US Senate to Vote on AHCA
After a failed attempt to whip the votes earlier this year, the House narrowly passed the Affordable Health Care Act (AHCA) last month. The version of AHCA passed by the House has proven controversial for many reasons, not the least of which is a provision that would allow insurers to deny coverage for pre-existing conditions. Interestingly, the New York Times reports a poll showing the AHCA does not enjoy a plurality of support from voters in a single state. In fact, when polled, the AHCA is the least popular piece of legislation considered by Congress in decades – even less popular than the Troubled Asset Relief Program, which is pejoratively called “the bailout.”

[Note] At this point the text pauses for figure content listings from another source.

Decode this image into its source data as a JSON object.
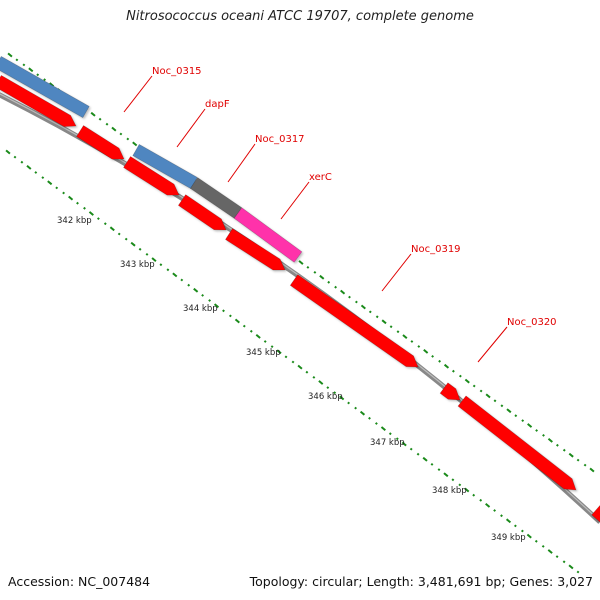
{
  "title": "Nitrosococcus oceani ATCC 19707, complete genome",
  "footer": {
    "accession": "Accession: NC_007484",
    "summary": "Topology: circular; Length: 3,481,691 bp; Genes: 3,027"
  },
  "colors": {
    "gene_cds": "#ff0000",
    "blue_feature": "#4f86c0",
    "grey_feature": "#666666",
    "pink_feature": "#ff33aa",
    "backbone": "#888888",
    "gc_dots": "#1a8a1a",
    "label": "#e00000"
  },
  "gene_labels": [
    "Noc_0315",
    "dapF",
    "Noc_0317",
    "xerC",
    "Noc_0319",
    "Noc_0320"
  ],
  "ticks": [
    "342 kbp",
    "343 kbp",
    "344 kbp",
    "345 kbp",
    "346 kbp",
    "347 kbp",
    "348 kbp",
    "349 kbp"
  ]
}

Importantly, the version of AHCA passed by the House was done so with an expectation that it would be revamped in the Senate. However, to avoid intense public scrutiny over the bill’s contents, Republican Senators officially tasked with rewriting AHCA – none of whom are women – have shared little about the bill’s contents, leading Democratic Senators to call on their Republican colleagues to hold public hearings. Though the public is largely unaware of its contents, architects of AHCA are hoping they will have enough support to pass the bill by July 4, before lawmakers adjourn for the summer.
As part of the 2017 federal budget process, the AHCA can pass the Senate with a simple majority of votes, which would repeal parts of the Affordable Care Act that are within the scope of the budget. This would include eliminating individual and employer mandates, as well as various taxes.